Coinbase ha riportato una perdita di 359,5 milioni di dollari, ovvero 1,36 dollari per azione, per il trimestre conclusosi il 30 giugno, significativamente peggiore della perdita prevista di 17 centesimi per azione.
Anche i ricavi sono stati inferiori alle aspettative, attestandosi a 1,2 miliardi di dollari rispetto ai 1,3 miliardi previsti, segnando il terzo trimestre consecutivo in cui Coinbase ha mancato le previsioni di ricavi e utili di Wall Street.
I ricavi dell'azienda sono diminuiti rispetto ai 1,5 miliardi di dollari dell'anno precedente, riflettendo le difficoltà in corso all'interno del mercato delle criptovalute, in particolare mentre il prezzo del bitcoin è rimasto relativamente stabile durante il trimestre.
Nonostante un leggero aumento dei ricavi da abbonamento, che hanno raggiunto i 555 milioni di dollari, sia i ricavi da abbonamento che quelli da transazione sono stati inferiori alle aspettative degli analisti, indicando che gli sforzi di diversificazione di Coinbase non hanno ancora prodotto risultati significativi.
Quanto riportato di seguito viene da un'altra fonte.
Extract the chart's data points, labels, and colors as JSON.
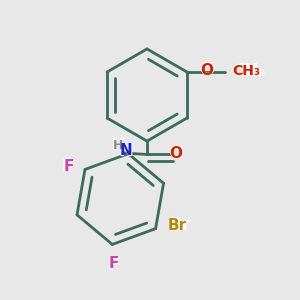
{
  "background_color": "#e8e8e8",
  "bond_color": "#3a6b5c",
  "bond_width": 2.0,
  "atom_colors": {
    "O": "#cc2200",
    "N": "#2222cc",
    "H": "#888888",
    "Br": "#b8860b",
    "F": "#cc44aa",
    "C": "#3a6b5c"
  },
  "figsize": [
    3.0,
    3.0
  ],
  "dpi": 100
}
Il CEO Brian Armstrong ha sottolineato che Coinbase ha raggiunto una quota di mercato storicamente alta nel trading di criptovalute, suggerendo che l'azienda è ben posizionata per adattarsi alle diverse condizioni di mercato.
Tuttavia, il calo inaspettato dei ricavi da stablecoin, scesi a 292 milioni di dollari rispetto a una previsione di 327,2 milioni di dollari, aggiunge preoccupazioni riguardo alla performance dell'azienda.
L'ambiente macroeconomico complessivo, caratterizzato da tassi di interesse elevati e volatilità del mercato, continua a deprimere il sentiment degli investitori verso asset più rischiosi come le criptovalute.